It was noon. The sun was right over my head. I was at the Huser Field for the Women’s Soccer Match. The sun was as hot as the fire itself. Desperate for some shadow and breeze, I decided to go to the nearby Bryan Lake. It was my comfort place thousands of miles away from home.
The tranquility of the lake granted me the escape I required from reality. It never loses its exquisiteness; the reason why it is the ideal solution for any distressing time in my life. I sat on the rough seats admiring the sky as the colorful birds flew over my head. The shockingly blue sky was too flawless to possibly be real. The whooshing breeze raced through my hair influencing the trees to move forward and backward, influencing me to feel that I was not the only one on the lakeshore. The earthy scent of the lake reminded me of my youth.

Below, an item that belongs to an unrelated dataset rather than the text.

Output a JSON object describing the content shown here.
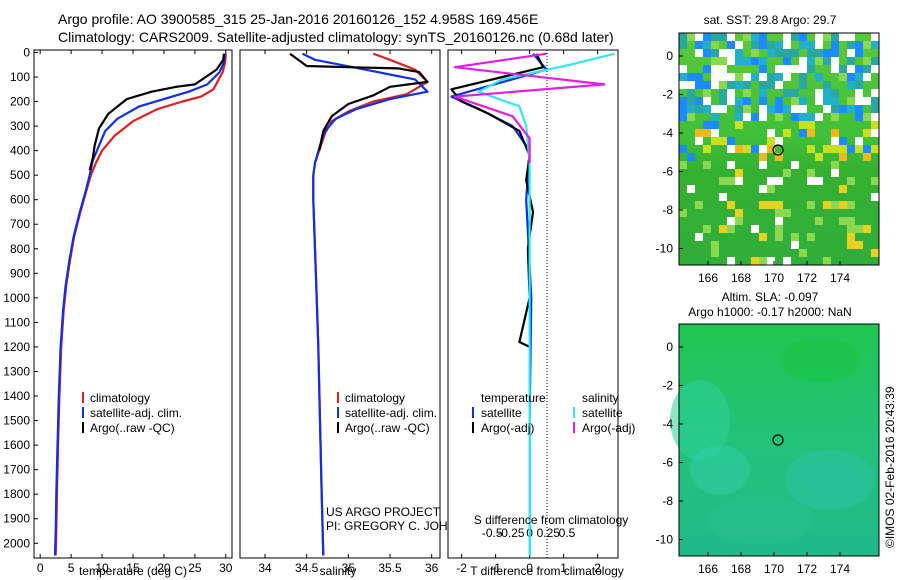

The lake was as silver as the flames of diamond, and the surrounding environment was very quiet. But the lake was very different from this on the 23rd August, 2018. A couple of days ago, more than 200 first year undergraduates began their scholarly journey at Lyon College. To make them feel at home, Lyon facilitated Weeks of Welcome (WOW), a week-long program. New students competed for a raft-race according to the tradition.
I have completed a variety of group works in the past. However, this one was unquestionably the most intriguing among every one of them. From the beginning, I was thrilled to hear that the Year One class would make its yearly cardboard raft. We were gathered into groups of a few people, and our challenge was to make a cardboard raft only with cardboards, duck-tapes, and paint. Additionally, the raft must have the capacity to fit two individuals and to carry them securely across the Bryan Lake. This made the task exceptionally difficult as building a water vessel out of cardboard is no simple mission.
Fortunately, I had some great members, and we arranged everything exceptionally well. This helped us to complete the task on time. We made it as well as it could be expected to be. After designing the outline, the rest was simple.
I learned how to make a group project work. I had been in groups where I had to deal with finishing the whole project myself, or with only one other individual. It was vital that everybody in the group does their part, and everybody did in this project.
“Ding Dong! Ding-Dong”
Hearing the bell of the Lyon building, I came back to reality. It’s time to leave. I looked back at the lake one more time. Truth be told, nature happens to be the best cure of all. It feels like the wonderful white birds, dazzling blue and white sky, the bouncing leaves, and the white will never stop to amaze me.